# Nitrous Question



## L8R-GT (Jul 23, 2011)

Can any one tell me how much nitrous you can put through a stock ls2 before it goes bang. It is an 06 with A4 with 25000 miles. Spin tech cat back with Volant CAI. And with drag radials how quick can it go.


----------



## muddobberz (Jul 7, 2011)

From what ive read and been told, the ls1 holds up better than the ls2 blocks for nitrous apps. I have a friend with an ls1 trans am cammed and stalled on 175 shot and it still hasn't popped. You will get estimates on here man but every block is different. How big of a shot were you thinking?


----------



## jpalamar (Jul 22, 2008)

I would max at 100-150. With DR that is going to be a huge shock to the stock suspension and drivetrain. I'd expect to snap something.

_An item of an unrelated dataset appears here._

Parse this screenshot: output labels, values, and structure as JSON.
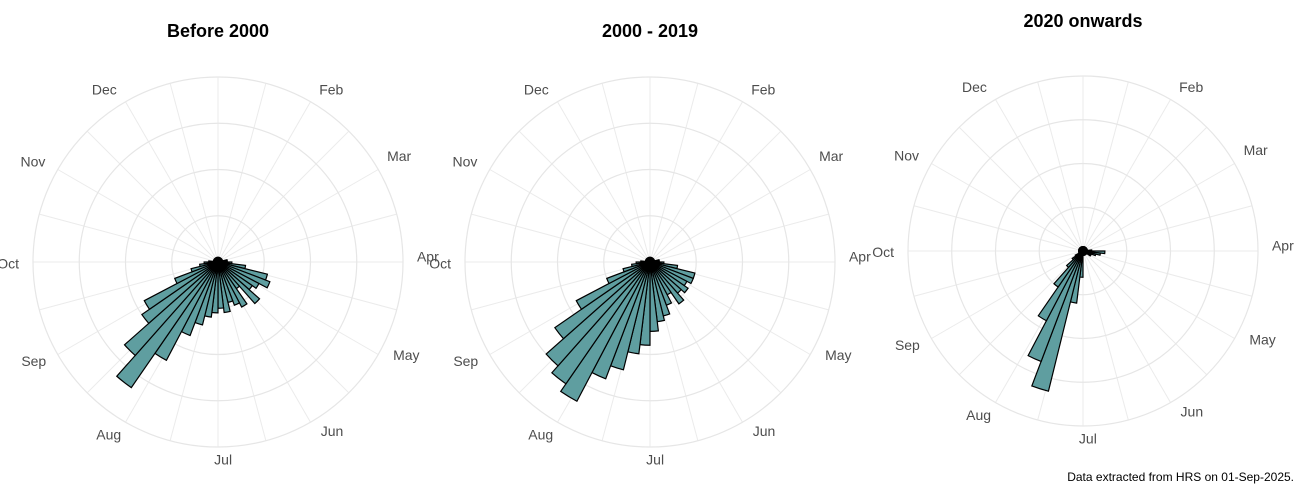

Engine should hold fine though, pending you have an appropriate tune.


----------



## dude515 (Mar 30, 2011)

be prepared to spend some cash on a proper set up, not the cheapo 600 dollar zex sets. and like j said, the gto drivetrain is underbuilt for the car as it is. look into a 1 piece driveshaft before nitrous. i ripped mine apart in my 04 auto. with only mild mods.


----------



## muddobberz (Jul 7, 2011)

dude515 said:


> be prepared to spend some cash on a proper set up, not the cheapo 600 dollar zex sets. and like j said, the gto drivetrain is underbuilt for the car as it is. look into a 1 piece driveshaft before nitrous. i ripped mine apart in my 04 auto. with only mild mods.


What mods did you have??


----------



## dude515 (Mar 30, 2011)

ram air hood, cai, custom cat-back, and dyno tune. also have upgraded brakes and audio.


----------



## svede1212 (Nov 1, 2005)

The only way you'll break the stock drive shaft without more than the ^ 20 HP over stock gain is wheel hop. Axle stubs are much more prone to twisting off followed by half shafts. 100-150 is a reasonable shot


----------



## dustyminpin (Jun 19, 2006)

svede1212 said:


> The only way you'll break the stock drive shaft without more than the ^ 20 HP over stock gain is wheel hop. Axle stubs are much more prone to twisting off followed by half shafts. 100-150 is a reasonable shot


:agree

The '05 Texas-Speed heads/cam/intake goat I've ran against a couple times runs a 125 shot all day long. Not a single hiccup and on a stock bottom end and drivetrain. Wheel hop will rip any gto's drivetrain to shreds. Some experience it, others don't.


----------



## L8R-GT (Jul 23, 2011)

Sorry for the delay but work got me I was thinking of a 100-150 shot it is a auto so the shock to the drive train will be less than a six speed I only want to make a few passes I don't want to run it weekly maybe twice a year. It has CAI AND spin tech exhuast how fast with a good tune should it go


----------



## Gtslowm6 (Aug 1, 2011)

It's all in the tune man do a wet kit and I'd say a 200 shot on a good tune I've seen ls2 s run a 200 shot for two years every weekend find someone who knows what the f*%^ they are doing and you will be fine I ran 100
Shot for a year on a motor tune before I went turbo


----------